Pour la représentante du Collectif des Ong pour la sécurité alimentaire et le développement rural (Cosader, le Fmi est très mal perçu par les populations camerounaises.
Le Fmi est très mal perçu par la population camerounaise. Actuellement, les jeunes font face à la pauvreté ambiante et au chômage. Cette remarque a été faite par tous les collègues présents aux travaux du 23 mars. Les privatisations ont contribué à jeter dans la rue des milliers de personnes. Les femmes ont été les plus touchées. Nous savons que le Fmi travaille avec les pays pour aider ces derniers à rembourser leurs dettes. Mais, la perception que nous avons est que le Fmi ne réfléchit pas de la même manière, selon qu’il s’agisse des pays du Nord ou des pays du Sud. Il fait main basse sur nos systèmes financiers et même politiques, pour nous obliger à rembourser cette dette, ce qui n’est pas demandé aux pays occidentaux. Le Fmi n’a jamais encouragé la réflexion sur la nature de cette dette alors que le monde entier s’agite pour dire qu’il y a des dettes et qu’il y a une responsabilité mutuelle du Nord et du Sud.
Celle du Nord n’est jamais mise en exergue par le Fmi. Avec l’avènement de la crise financière, c’est l’échec du système libéral, l’échec de cette doctrine qui voudrait que toute l’économie soit régulée par un seul marché. Face à cet échec, les grands blocs ont donné mandat au Fmi d’être leader de la réflexion sur une éventuelle sortie de crise. Nous n’avons pas de raison d’être optimistes. Le Fmi véhicule une image erronée de l’Afrique. Il laisse croire que nos systèmes bancaires et financiers sont des systèmes totalement déconnectés qui n’ont aucune emprise sur les instruments de financements de leur propre économie.

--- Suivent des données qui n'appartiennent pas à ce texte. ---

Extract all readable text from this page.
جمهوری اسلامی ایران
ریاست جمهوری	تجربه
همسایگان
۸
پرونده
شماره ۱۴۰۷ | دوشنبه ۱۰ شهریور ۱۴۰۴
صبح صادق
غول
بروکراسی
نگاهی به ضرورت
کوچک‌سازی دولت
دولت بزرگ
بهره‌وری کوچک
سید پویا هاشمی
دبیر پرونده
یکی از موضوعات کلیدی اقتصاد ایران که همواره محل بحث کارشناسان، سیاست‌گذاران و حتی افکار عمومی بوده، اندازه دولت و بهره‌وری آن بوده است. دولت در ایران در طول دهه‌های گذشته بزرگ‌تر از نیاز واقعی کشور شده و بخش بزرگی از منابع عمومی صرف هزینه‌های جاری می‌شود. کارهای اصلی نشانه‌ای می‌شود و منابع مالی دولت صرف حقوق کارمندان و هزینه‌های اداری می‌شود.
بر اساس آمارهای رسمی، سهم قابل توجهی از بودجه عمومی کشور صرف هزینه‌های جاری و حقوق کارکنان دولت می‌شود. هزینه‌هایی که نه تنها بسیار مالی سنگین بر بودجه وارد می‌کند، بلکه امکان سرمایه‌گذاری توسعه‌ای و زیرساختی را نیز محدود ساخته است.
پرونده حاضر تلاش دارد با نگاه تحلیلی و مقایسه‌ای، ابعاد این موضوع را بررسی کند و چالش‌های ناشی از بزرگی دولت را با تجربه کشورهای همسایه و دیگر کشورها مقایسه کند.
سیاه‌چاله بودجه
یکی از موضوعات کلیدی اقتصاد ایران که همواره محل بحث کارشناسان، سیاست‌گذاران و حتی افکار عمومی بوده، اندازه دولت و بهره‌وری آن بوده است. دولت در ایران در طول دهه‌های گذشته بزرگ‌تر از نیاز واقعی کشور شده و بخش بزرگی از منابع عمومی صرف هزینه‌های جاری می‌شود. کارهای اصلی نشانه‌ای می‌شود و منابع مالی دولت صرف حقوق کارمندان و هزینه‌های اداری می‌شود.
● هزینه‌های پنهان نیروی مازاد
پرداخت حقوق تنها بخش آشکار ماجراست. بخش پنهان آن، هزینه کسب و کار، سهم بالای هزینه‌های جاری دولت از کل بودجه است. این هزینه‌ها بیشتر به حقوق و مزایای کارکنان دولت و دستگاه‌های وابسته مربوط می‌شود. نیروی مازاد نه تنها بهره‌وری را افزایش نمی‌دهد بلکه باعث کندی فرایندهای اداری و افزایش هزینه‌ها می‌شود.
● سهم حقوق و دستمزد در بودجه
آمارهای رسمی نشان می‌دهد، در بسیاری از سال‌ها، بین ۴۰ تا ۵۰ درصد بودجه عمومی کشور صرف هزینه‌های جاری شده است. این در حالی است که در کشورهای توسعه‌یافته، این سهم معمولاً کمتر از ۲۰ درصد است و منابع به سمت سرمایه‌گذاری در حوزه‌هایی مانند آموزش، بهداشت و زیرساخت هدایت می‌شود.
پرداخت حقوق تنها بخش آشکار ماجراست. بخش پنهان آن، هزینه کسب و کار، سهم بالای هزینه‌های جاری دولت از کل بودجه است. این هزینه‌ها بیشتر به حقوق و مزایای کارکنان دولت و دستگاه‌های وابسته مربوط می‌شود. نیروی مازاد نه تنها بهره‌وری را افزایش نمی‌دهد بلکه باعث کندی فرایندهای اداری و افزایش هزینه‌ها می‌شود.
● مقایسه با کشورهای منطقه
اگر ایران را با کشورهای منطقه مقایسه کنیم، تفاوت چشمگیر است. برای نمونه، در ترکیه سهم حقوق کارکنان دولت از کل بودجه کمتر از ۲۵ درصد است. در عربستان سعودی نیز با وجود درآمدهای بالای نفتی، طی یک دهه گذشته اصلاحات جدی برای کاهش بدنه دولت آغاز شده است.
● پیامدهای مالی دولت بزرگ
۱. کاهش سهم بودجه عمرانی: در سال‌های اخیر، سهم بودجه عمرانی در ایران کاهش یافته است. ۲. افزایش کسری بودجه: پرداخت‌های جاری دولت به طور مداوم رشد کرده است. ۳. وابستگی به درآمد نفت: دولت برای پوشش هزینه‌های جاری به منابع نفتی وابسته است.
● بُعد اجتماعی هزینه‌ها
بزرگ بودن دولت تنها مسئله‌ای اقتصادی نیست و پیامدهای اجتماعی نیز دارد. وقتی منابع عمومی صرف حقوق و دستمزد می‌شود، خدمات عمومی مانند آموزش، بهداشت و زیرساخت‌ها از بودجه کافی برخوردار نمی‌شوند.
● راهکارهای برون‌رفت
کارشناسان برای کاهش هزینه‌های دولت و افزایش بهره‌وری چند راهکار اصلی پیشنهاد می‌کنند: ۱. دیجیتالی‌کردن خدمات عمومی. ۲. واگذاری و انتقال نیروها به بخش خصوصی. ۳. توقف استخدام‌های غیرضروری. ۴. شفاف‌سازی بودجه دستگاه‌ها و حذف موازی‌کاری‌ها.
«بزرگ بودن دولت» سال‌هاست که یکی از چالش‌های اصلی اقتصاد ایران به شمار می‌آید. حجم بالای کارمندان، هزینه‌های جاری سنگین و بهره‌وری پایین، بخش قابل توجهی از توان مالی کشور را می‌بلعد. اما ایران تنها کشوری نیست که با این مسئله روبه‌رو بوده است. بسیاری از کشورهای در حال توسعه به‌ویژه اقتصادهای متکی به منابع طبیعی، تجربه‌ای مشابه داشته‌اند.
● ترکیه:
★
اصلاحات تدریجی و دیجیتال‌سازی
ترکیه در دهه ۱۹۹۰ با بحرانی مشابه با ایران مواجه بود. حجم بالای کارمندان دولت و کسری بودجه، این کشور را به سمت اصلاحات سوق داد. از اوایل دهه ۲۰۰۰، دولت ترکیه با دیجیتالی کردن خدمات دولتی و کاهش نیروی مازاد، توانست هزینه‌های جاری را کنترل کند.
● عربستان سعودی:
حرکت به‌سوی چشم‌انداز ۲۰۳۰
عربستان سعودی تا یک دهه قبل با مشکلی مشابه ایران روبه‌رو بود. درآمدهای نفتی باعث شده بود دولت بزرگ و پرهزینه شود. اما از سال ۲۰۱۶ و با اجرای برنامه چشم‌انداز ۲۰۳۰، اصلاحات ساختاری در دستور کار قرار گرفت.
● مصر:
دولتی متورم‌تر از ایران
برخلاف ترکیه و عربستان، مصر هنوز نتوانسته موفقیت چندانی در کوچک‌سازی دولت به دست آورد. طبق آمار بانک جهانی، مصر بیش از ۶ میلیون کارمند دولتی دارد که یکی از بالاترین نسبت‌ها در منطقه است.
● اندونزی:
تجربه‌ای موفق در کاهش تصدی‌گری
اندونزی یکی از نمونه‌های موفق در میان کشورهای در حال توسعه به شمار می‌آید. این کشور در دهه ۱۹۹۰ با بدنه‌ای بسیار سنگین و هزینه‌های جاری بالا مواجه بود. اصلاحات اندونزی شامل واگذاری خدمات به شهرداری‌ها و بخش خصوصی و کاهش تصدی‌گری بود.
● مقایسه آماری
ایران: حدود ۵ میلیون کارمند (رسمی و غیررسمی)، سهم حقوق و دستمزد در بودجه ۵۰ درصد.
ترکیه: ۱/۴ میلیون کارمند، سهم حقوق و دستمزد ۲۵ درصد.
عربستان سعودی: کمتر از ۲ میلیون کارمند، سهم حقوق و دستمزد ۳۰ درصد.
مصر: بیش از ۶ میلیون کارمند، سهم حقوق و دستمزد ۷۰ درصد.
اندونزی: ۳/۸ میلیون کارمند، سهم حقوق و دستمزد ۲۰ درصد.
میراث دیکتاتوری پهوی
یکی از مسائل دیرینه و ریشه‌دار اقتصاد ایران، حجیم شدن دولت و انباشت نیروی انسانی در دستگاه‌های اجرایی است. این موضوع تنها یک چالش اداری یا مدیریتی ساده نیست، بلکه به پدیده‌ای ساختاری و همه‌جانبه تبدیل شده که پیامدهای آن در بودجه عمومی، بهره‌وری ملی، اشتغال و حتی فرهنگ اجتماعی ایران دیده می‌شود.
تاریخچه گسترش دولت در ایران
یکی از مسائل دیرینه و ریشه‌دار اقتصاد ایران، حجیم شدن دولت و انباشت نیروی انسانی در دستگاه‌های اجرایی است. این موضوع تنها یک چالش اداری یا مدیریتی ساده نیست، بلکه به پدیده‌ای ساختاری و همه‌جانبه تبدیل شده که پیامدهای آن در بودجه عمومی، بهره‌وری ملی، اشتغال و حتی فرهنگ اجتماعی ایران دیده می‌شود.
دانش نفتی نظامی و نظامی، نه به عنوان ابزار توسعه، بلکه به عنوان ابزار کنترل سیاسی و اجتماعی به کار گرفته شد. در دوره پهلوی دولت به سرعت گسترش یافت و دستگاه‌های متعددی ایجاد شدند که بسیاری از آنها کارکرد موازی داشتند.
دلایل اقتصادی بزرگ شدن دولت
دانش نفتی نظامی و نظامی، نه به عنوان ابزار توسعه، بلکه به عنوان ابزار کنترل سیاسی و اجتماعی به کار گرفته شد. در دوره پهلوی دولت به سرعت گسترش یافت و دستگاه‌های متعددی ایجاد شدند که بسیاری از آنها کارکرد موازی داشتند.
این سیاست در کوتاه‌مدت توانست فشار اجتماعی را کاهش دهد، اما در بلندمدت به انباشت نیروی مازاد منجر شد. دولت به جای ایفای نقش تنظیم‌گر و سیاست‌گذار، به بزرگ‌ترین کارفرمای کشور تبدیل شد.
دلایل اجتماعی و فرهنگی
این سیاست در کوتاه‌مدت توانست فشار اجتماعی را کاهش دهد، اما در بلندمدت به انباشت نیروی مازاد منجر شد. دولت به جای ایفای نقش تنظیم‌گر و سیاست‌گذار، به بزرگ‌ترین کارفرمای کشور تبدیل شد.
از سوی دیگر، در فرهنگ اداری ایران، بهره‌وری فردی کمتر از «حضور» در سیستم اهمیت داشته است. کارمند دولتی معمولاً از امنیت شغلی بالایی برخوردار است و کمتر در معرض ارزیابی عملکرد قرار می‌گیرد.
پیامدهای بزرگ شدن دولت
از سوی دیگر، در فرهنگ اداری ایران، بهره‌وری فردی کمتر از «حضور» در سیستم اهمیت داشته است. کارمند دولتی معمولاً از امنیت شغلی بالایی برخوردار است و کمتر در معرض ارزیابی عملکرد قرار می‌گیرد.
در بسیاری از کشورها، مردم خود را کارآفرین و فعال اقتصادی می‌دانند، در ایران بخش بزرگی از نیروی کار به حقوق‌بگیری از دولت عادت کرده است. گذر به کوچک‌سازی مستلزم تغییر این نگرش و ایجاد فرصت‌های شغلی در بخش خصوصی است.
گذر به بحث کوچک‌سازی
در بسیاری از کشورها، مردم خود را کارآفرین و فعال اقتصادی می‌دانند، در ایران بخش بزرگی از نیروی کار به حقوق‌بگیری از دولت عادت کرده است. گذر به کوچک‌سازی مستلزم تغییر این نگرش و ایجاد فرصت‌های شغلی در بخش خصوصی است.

Alternative : Tout dépend de la capacité des pays du Sud à faire bloc. Nous devons multiplier les réunions et converger les intelligences. Depuis le début de la crise financière internationale, par exemple, combien de réunions les pays du Nord ont tenues ensemble ? Combien de conseils ministériels, de mobilisation médiatique et de ressources humaines ? Combien de réunions avons-nous eues ici ? Les hommes politiques, les parlementaires et autres intellectuels doivent se mettre ensemble, si non, nous n’allons rien tirer du Fmi.